User Story: Risk Score Caluclation

Step 1: Normalize the Input Variables

The normalization for Criticality and Condition remains the same. The key improvement is in how we normalize the asset's age.

1. Normalized Criticality (C_norm):
   • C_norm = Criticality / 5
2. Normalized Condition (Cond_norm):
   • Assuming a 1-5 scale where 5 is the worst condition.
   • Cond_norm = Condition Score / 5
3. Normalized Age (Age_norm) - Revised & More Accurate:
   • This component should represent the fraction of the asset's total life that has been consumed.
   • Inputs: Total Useful Life (TUL) and Remaining Age.
   • Consumed Life = Total Useful Life - Remaining Age
   • Age_norm = Consumed Life / Total Useful Life
   • Example: An asset has a TUL of 40 years and a remaining age of 10 years.
   • Consumed Life = 40 - 10 = 30 years
   • Age_norm = 30 / 40 = 0.75. This correctly shows the asset is 75% through its planned life.

Step 2: Calculate the Probability of Failure (PoF) - Now with MTBF

Now we have three distinct factors influencing the probability of failure: its current Condition, its Age (as a fraction of total life), and its historical reliability (MTBF). We can combine these into a single PoF score.

First, let's normalize the MTBF. A lower MTBF means more frequent failures and thus a higher probability of failure. So we need to invert its effect.

• Normalized MTBF (MTBF_norm):
  • We need a reference point. Let's call it Max_MTBF. This would be the MTBF of the most reliable asset type in your system.

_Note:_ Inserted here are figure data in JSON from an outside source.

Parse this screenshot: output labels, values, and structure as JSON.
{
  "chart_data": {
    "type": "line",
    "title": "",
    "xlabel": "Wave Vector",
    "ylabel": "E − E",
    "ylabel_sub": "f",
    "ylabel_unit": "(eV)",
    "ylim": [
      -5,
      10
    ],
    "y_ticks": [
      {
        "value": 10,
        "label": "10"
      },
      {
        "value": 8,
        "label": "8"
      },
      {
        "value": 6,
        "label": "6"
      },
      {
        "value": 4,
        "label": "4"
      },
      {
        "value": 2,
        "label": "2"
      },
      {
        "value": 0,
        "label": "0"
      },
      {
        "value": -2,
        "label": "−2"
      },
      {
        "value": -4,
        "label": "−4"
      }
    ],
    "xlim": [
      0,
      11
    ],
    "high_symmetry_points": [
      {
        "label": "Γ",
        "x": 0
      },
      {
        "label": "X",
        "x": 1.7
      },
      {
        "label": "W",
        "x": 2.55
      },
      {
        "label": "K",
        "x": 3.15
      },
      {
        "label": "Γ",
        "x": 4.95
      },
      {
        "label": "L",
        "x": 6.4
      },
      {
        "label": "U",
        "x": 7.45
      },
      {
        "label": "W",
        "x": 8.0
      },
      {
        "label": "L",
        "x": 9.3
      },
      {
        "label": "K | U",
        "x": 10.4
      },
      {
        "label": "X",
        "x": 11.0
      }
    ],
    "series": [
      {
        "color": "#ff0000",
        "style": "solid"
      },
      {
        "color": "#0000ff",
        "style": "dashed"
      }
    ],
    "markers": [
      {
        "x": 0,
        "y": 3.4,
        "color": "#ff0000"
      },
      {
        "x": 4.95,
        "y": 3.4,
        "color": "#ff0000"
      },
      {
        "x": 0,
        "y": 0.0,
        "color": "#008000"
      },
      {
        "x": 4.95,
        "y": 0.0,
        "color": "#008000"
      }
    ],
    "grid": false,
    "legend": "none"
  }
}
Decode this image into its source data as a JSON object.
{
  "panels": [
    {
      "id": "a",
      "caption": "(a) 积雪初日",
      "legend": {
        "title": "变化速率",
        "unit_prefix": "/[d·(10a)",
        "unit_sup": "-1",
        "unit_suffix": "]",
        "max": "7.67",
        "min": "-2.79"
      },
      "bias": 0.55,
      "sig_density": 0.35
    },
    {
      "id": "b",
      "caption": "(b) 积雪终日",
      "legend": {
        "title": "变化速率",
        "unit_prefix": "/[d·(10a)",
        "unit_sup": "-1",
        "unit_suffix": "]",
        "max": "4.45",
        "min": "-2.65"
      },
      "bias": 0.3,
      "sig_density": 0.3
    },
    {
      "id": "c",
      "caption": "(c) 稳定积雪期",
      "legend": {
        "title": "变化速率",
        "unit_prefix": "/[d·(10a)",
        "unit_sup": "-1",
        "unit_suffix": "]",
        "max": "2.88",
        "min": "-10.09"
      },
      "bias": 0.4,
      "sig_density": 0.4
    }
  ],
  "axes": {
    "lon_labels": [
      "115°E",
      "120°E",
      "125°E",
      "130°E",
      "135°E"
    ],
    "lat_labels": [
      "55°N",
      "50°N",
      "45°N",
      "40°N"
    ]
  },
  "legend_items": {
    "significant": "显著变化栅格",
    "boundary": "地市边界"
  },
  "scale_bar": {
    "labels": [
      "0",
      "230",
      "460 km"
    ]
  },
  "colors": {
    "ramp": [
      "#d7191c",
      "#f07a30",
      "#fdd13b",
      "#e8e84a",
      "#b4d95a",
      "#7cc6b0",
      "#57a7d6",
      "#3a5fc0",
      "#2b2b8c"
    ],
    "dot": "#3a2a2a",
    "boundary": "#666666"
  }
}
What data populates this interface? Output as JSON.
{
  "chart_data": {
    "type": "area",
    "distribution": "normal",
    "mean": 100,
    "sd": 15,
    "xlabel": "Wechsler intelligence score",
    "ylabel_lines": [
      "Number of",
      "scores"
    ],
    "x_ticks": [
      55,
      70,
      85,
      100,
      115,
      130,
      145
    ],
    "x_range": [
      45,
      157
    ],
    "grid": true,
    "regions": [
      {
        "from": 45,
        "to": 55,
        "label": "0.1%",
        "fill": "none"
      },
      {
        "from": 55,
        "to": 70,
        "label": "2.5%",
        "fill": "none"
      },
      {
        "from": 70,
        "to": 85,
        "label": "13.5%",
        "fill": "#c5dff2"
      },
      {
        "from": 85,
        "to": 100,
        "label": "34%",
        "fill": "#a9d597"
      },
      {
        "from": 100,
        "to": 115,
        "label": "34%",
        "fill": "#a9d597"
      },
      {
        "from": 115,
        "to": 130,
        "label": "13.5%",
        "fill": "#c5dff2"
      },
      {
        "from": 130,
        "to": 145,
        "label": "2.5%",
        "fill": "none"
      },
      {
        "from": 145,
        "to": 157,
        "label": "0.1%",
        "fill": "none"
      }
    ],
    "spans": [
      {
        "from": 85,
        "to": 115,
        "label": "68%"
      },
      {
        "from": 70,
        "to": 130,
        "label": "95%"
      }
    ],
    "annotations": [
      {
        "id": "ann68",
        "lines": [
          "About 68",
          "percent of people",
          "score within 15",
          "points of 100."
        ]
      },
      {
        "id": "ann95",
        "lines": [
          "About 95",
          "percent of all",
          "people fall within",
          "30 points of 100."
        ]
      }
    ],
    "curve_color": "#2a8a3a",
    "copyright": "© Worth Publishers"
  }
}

If you don't have a maximum, you can use a theoretical "ideal" MTBF for a new, perfectly performing asset.
  • Consider the Max_MTBF as the number of houses between preventive schedule of the asset
  • MTBF_norm = 1 - (MTBF / Max_MTBF)
  • This formula correctly maps a high MTBF to a low score and a low MTBF to a high score.
  • Example: An asset has an MTBF of 15 years, and the best-in-class asset (Max_MTBF) has an MTBF of 25 years.
  • MTBF_norm = 1 - (15 / 25) = 1 - 0.6 = 0.4.

Now, we combine the three normalized factors using a weighted average to calculate PoF. This allows you to tune the influence of each component.

• Weights:
  • Weight_Condition (W_c) = 0.5 (50% influence) - Often the most important factor.
  • Weight_Age (W_a) = 0.3 (30% influence)
  • Weight_MTBF (W_m) = 0.2 (20% influence) (Note: The sum of weights should be 1. These should be configurable in your software.)
• PoF Formula:
  PoF = (Cond_norm * W_c) + (Age_norm * W_a) + (MTBF_norm * W_m)
• Example PoF Calculation:
  • Cond_norm = 0.6 (for a condition score of 3)
  • Age_norm = 0.75 (from our age example)
  • MTBF_norm = 0.4 (from our MTBF example)
  • PoF = (0.6 * 0.5) + (0.75 * 0.3) + (0.4 * 0.2)
  • PoF = 0.30 + 0.225 + 0.08 = 0.605

Step 3: Calculate the Final Risk Score (out of 100)

This step remains the same: multiply the normalized criticality by the comprehensive PoF and scale to 100.

Risk Score = C_norm * PoF * 100

• Final Example Calculation:
  • C_norm = 0.8 (for a criticality of 4)
  • PoF = 0.605
  • Risk Score = 0.8 * 0.605 * 100 = 48.4

The final risk score for this asset would be 48.4 out of 100.